Currently, the RESP is almost quite invested in merijvana stocks. It is bald, but the portfolio is not only diversified, it is their risk that the industry is not even well defined. Robbie and Emily should extend their holdings, suggest Winkelmolen. Adult industries, financial, utilities and small-scale government bonds would cut risk.

Retirement income

Emily and Robbie have $ 422,000 in their Rsps. If they support $ 19,850 a year for their repressions for the next 13 years to Robbie's age 50, then assuming 3 per cent growth after inflation, these accounts will hold $ 929,750 in 2019 dollars and support $ 39,050 per year for the next. 90 years of age 90.
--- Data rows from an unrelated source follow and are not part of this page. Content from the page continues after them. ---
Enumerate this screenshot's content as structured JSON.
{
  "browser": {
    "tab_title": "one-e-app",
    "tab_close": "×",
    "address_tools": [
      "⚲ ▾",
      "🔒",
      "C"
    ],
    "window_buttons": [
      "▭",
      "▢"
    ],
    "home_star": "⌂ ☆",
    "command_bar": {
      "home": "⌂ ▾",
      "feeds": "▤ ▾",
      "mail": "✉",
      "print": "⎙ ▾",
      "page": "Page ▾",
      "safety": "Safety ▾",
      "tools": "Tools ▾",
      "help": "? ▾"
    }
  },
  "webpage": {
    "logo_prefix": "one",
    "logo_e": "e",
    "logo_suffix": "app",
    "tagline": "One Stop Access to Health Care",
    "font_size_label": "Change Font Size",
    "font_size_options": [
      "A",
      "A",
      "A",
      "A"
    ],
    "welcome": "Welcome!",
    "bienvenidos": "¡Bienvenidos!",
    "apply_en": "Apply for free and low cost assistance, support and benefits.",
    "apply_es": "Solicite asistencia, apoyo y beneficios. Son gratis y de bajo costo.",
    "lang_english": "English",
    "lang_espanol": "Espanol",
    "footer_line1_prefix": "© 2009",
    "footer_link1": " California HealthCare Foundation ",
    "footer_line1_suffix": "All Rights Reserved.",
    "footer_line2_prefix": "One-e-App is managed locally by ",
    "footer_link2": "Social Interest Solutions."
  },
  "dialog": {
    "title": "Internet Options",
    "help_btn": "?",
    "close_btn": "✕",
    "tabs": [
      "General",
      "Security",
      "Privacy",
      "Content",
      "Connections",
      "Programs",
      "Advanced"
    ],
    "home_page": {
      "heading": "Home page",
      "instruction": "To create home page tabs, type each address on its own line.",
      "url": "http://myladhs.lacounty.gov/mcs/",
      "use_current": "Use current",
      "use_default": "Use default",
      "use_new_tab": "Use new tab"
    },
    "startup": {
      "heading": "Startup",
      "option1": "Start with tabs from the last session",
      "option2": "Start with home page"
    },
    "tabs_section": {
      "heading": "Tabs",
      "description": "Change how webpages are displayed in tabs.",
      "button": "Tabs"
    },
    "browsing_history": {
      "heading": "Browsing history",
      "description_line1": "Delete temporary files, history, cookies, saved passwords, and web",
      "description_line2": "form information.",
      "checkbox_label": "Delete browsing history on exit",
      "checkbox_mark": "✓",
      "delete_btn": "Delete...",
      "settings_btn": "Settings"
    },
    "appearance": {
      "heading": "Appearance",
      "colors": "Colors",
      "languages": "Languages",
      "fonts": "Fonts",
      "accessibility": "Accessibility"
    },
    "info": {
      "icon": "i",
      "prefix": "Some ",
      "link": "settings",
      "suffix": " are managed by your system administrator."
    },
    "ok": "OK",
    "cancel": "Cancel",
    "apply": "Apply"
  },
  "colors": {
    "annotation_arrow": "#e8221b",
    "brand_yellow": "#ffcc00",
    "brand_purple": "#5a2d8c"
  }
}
Perhaps they sell the investment properties, they will be able to increase the TFSA contributions by $ 11,000 a year for the next 13 years. If the accounts grow at 3 per cent after inflation, they will have about $ 177,000 in the accounts. That amount, still generating 3 per cent a year after inflation, would support $ 7.435 a year for 40 years for Robbie's age 90.

That's $ 126,000 in Robbie's company defined contribution allowance. He will receive $ 6,189 a year from his employer each year, based on 5 percent gross salary before tax. If the amount grows at 3 per cent after 13-year inflation, it will be $ 284,600 and, after growing at 3 per cent, inflation will pay $ 11,953 a year for the next 40 years in 2019 dollars.

After selling investment properties and investing in tax-retained accounts, they would still have $ 188,550 left in non-registered accounts. Assuming they shift $ 11,000 a year to their TFSA and if their non-registered accounts grow at 3 per cent per year after inflation and pay 1 per cent tax, net 2 per cent growth, and in 13 years they would keep $ 405,500 in 2019 Dollars, anglemalolen calculates. That amount, growing at 2 per cent per year after inflation and tax, would support $ 14,532 a year for Rabbis' 90-year olds for 40 years.

Adding these pieces, in the 15 years of age: 50 to his age 65, he and Emily would have the cash flow of $ 72,970 of inflation-adjusted income. Allowing for a 15 percent average tax rate, they would spend $ 5,200 per month, well above their $ 4,000 monthly tax revenue goal. At age 60, RBI could take CPP at $ 6,873 per year and Emily at $ 3,400 per year. As each turns 65, it would be Old Age Security payments, now $ 7.217 per year for each person.

At age 65, Robbie and Emily would have a gross income of $ 97,677 before tax. Perhaps they would be eligible for a retirement pension and pay an average of 18 percent of their income tax, which would spend $ 6,700 a month, about 70 percent more than their retirement benefit.